Psycho. Nicht mehr nur daheim, jetzt auch in der Schule, plötzlich war alles wie Fernsehen bei Gewitter in unserer kleinen Wohnung im zweiten Stock in der J.-M.-Straße – nicht erlaubt, keine Flucht möglich, gerade dann, wenn man sie am meisten brauchte, wenn das Chaos am größten war, jetzt hieß es, die Unruhe zu ertragen und das heißt es bis heute, jeden Nachmittag, bis die Straße sich blau färbt, jede Nacht, wenn die Gedanken sich im Kreis drehen, bis mir schwindlig wird. Aber irgendwann schlafe ich ein. Und irgendwann wache ich wieder auf und für ein paar Stunden herrscht dann Stille hinter meiner verschlossenen Tür und irgendwann ist die Stille für immer.

 

Krasse Geschichte. Hat sich für mich flüssig gelesen. Es gab keine störenden Elemente. Du nimmst jedenfalls kein Blatt vor den Mund im Text.

 

Ein spannendes Thema und du hast dich gut in den Protagonisten hineinversetzt. Man kann nachfühlen, weshalb er die Tabletten ausspuckt... Aber dann hängt die Geschichte: Ich verstehe das mit dem Brief nicht, "der als Schriftform wie ein Gewitter aus der Mutter herausgebrochene Erguss" - an wen ging der Brief? An das "Ich" in der Erzählung? Ich glaube keine Mutter würde ihrem Teenager, von dem sie weiß, dass er sich nicht konzentrieren, einen Brief schreiben? Das ist unglaubhaft. Am Ende deutest du Tod/Selbstmord an... das finde ich auch unglaubhaft für jemanden der an Attention Deficit Disorder leidet. Und der dritte Punkt, den ich nicht verstehe, ist, weshalb Michaela sich gegen das "Ich" im Text wendet. Ich denke aber, wenn du der Entwicklung der Geschichte und der Person mehr Raum lässt, kannst du vieles lösen. Viel Erfolg damit!

 

Vielen Dank, Lorelei. Ich habe mich sehr über deine Worte gefreut. :)

Danke auch dir, Finkins.

1. Der Brief an die Tochter

Ich verstehe, dass du das für unglaubwürdig hältst. Ich denke aber, dass die Erzählerin nicht nur diese Aufmerksamkeitsstörung ist und man ihr zutrauen kann, einen Brief zu lesen. Vielleicht wäre ein Gespräch tatsächlich sinnvoller, aber auch die Mutter ist ja nicht perfekt.

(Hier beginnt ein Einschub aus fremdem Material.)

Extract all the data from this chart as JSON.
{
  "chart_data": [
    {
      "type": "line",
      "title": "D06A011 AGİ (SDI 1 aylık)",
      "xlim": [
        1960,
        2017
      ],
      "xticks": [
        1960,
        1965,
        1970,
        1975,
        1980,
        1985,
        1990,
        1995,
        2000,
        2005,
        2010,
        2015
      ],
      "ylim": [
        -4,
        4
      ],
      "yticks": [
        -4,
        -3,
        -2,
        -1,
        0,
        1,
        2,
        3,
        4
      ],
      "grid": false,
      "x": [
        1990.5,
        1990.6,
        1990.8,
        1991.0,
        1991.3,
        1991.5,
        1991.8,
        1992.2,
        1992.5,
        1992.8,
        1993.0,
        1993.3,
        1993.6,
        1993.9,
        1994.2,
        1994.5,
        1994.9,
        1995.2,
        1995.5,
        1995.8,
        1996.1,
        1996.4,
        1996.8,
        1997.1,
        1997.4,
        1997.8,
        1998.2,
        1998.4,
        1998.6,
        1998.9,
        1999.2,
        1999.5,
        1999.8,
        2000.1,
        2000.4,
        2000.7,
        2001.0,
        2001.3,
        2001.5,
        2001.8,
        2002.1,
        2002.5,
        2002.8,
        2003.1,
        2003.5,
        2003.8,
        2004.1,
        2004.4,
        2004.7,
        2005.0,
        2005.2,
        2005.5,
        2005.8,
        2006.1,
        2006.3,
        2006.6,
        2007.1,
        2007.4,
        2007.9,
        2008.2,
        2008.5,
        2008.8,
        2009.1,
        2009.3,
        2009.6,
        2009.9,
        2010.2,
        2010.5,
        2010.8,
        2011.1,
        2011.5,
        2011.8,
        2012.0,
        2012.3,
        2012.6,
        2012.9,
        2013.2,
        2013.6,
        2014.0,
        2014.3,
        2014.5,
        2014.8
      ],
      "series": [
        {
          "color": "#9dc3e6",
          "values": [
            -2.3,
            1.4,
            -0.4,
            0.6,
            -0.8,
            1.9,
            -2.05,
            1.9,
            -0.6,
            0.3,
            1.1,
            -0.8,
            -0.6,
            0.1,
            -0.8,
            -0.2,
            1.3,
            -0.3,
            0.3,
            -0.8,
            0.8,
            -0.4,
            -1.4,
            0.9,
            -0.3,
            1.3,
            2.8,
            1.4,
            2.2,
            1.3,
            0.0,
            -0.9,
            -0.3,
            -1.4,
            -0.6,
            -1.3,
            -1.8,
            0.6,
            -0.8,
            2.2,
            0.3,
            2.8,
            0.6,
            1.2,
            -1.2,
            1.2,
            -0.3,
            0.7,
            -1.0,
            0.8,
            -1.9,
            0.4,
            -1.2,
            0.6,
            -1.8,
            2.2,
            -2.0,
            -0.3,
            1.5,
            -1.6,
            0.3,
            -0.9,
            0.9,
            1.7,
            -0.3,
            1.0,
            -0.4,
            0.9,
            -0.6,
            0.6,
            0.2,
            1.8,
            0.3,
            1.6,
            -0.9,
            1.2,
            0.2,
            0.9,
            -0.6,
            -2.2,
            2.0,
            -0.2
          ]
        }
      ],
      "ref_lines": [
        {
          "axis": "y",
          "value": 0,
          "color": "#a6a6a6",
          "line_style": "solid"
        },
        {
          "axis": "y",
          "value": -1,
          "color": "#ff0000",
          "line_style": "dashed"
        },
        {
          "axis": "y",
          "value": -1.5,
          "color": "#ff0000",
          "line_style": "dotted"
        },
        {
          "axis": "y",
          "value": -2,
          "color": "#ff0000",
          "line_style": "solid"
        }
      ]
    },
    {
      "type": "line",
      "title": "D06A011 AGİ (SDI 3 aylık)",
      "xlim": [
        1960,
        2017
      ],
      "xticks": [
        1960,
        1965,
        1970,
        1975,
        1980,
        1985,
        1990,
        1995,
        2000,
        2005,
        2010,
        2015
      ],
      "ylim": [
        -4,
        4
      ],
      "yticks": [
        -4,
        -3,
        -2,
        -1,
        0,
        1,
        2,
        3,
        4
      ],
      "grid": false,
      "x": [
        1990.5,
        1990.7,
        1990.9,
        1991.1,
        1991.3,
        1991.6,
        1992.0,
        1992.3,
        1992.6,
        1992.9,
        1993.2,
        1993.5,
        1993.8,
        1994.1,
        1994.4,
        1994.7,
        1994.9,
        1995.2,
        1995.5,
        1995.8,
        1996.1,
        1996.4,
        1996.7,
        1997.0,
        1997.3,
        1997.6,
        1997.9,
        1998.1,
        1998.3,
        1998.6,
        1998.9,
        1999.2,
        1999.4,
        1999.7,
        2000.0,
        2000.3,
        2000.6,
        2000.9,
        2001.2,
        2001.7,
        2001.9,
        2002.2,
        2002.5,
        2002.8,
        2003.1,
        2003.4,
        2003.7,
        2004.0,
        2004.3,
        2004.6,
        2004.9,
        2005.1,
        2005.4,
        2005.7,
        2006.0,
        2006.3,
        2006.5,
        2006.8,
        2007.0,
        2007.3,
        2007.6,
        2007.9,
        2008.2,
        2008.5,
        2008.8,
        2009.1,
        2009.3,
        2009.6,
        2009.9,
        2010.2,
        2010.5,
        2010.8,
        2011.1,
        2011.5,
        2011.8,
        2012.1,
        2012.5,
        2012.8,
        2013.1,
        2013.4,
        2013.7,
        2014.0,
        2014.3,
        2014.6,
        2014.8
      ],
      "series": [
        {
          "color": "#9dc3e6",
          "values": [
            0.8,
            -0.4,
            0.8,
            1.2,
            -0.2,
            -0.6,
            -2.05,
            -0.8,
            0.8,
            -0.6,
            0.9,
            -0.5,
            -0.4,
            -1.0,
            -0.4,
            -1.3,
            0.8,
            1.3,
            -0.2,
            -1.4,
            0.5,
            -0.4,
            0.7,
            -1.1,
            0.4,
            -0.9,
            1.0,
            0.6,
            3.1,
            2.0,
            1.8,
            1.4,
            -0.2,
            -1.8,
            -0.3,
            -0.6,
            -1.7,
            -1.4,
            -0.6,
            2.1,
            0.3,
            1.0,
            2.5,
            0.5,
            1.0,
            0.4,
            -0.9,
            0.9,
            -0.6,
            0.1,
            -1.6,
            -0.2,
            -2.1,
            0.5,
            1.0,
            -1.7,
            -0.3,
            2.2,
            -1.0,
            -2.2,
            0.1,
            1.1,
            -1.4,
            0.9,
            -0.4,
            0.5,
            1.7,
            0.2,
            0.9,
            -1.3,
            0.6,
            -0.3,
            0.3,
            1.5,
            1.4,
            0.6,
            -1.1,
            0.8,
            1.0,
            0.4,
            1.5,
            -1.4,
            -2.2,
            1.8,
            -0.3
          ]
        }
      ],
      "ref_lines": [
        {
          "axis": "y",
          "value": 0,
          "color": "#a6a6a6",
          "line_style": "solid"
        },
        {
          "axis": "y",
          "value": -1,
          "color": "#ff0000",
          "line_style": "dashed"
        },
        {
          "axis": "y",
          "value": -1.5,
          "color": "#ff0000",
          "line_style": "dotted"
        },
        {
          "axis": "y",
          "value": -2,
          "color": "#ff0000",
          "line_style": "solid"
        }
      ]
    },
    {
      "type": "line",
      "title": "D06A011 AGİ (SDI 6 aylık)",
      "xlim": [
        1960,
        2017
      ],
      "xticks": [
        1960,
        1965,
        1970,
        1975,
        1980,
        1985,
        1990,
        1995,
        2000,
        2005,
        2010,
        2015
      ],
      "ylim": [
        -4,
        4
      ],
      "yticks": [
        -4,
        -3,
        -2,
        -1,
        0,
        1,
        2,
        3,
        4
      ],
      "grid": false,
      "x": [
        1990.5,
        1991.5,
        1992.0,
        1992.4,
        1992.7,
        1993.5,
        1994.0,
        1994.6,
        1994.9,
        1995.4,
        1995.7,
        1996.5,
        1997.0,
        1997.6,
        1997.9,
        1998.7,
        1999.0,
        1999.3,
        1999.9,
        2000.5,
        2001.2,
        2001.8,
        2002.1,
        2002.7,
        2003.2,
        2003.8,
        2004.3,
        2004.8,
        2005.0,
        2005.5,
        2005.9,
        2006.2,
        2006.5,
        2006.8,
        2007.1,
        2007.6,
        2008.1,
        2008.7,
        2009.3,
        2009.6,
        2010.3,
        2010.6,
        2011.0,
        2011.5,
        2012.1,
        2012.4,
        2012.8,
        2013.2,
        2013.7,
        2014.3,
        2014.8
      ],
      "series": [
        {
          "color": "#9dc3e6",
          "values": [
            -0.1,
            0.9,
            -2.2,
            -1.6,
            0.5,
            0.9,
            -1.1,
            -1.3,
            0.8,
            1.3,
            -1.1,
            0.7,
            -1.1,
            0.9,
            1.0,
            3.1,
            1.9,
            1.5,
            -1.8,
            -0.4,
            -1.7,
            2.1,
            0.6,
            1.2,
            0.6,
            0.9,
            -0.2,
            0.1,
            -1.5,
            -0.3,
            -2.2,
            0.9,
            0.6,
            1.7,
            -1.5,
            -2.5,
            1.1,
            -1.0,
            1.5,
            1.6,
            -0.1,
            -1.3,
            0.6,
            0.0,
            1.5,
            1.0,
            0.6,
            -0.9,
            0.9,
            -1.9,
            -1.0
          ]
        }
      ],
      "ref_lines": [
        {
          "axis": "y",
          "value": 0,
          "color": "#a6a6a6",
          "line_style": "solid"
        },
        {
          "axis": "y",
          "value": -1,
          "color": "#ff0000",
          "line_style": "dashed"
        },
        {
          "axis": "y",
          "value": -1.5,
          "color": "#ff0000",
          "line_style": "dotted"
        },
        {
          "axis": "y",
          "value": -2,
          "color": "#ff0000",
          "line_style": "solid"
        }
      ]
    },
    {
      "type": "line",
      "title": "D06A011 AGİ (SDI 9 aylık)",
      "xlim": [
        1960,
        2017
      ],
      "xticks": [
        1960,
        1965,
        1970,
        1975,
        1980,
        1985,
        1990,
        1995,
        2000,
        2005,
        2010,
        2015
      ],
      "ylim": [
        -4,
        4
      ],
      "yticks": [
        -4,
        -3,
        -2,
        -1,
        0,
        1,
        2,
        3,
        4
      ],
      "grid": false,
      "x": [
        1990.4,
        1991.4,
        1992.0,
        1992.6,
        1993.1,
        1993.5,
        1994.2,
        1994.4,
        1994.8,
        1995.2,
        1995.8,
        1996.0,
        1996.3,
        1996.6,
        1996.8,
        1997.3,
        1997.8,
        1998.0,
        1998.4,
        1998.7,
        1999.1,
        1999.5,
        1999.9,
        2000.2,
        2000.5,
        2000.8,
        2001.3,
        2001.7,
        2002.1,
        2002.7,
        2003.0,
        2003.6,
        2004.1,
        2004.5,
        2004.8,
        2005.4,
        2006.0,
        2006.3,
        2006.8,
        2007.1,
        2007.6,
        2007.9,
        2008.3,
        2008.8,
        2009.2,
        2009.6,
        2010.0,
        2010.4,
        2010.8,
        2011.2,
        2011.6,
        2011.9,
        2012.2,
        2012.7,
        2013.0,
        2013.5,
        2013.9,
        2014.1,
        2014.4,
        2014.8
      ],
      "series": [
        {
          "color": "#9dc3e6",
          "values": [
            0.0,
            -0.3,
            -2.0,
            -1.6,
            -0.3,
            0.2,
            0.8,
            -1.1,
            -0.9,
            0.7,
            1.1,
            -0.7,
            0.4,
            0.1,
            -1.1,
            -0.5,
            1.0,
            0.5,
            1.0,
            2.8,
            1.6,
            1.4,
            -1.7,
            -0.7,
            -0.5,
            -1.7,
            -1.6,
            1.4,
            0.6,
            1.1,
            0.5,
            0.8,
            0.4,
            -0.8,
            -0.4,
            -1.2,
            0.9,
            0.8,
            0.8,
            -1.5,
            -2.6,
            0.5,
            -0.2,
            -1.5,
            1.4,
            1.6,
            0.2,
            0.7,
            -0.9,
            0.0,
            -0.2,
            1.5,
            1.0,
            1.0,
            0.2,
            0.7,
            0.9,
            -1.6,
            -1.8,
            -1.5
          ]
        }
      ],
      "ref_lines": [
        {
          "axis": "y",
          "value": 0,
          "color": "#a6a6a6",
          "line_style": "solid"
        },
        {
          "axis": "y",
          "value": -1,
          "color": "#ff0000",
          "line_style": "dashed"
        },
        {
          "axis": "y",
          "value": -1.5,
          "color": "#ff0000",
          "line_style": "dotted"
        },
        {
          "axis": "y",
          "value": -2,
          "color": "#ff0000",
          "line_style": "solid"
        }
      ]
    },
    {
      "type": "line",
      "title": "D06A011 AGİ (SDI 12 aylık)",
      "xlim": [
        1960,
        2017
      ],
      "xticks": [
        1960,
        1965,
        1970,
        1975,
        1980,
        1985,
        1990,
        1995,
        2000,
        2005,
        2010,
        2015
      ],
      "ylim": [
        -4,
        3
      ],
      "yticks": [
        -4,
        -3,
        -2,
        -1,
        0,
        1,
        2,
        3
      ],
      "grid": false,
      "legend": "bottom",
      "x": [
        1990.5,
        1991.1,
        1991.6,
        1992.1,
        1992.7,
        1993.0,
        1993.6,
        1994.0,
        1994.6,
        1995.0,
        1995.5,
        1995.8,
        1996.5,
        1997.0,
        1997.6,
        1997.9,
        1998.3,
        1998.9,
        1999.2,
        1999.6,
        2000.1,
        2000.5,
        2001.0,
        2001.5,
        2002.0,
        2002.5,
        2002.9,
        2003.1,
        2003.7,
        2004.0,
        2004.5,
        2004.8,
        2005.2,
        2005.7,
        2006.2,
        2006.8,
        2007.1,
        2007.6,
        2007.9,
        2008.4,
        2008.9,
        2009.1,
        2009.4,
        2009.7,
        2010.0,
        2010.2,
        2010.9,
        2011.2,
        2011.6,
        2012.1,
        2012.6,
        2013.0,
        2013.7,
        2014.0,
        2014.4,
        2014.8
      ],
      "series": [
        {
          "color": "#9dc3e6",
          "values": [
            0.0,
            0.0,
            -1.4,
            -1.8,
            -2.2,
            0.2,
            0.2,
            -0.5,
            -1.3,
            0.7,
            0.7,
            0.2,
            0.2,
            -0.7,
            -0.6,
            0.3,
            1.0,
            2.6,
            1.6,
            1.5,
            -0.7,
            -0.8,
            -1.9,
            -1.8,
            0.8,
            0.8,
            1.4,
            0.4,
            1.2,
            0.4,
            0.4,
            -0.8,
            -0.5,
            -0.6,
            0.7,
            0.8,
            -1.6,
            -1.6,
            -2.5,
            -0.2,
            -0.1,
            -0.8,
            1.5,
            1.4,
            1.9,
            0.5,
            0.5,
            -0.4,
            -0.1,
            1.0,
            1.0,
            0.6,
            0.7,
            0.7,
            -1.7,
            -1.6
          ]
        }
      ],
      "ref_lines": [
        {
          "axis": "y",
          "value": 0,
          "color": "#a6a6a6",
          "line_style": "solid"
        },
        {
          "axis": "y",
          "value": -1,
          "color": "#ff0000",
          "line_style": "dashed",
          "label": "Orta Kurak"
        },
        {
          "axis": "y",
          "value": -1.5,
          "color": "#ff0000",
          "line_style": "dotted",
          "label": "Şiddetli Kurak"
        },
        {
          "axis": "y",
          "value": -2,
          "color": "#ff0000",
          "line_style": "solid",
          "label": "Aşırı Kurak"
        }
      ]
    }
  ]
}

Aus eigener Erfahrung kann ich übrigens berichten, dass es mir sehr häufig leichter fällt, mich auf einen Text zu konzentrieren als einem Gespräch zu folgen. Den kann man dann notfalls mehrmals lesen. ;)

2. Das Ende

Laut Studien gibt es einen Zusammenhang zwischen AD(H)S und erhöhter Suizidialität. Aber auch wenn es die nicht gäbe, finde ich auch hier wieder, dass man die Erzählerin nicht zu eindemensional sehen sollte. Nur weil eine Person übergewichtig ist, trinkt sie nicht automatisch gerne Cola. :bier:

3. Michaela

Ich sehe da eine Gruppe von Kindern und Michaela mittendrin. Und da kann ich mir gut vorstellen, dass Michaela sich der Gruppe beugt, auch wenn sie tief in sich drin vielleicht ganz anders empfindet. Ich versuche, diesen Gedanken in die Überarbeitung einfließen zu lassen und deinen Vorschlag umzusetzen.

 

Hallo @Neska,

ich finde, dass dein Thema relevant ist und finde es auch lesenswert. Allerdings sehe ich noch einiges an Verbesserungspotential, da mich der Text noch nicht so richtig fesseln konnte. Ich habe mich gefragt, woran das liegt. Ich sehe in folgenden Bereichen die Gründe dafür und liefere dir jeweils konkrete Textstellen mit, damit du meinen Eindruck nachvollziehen kannst.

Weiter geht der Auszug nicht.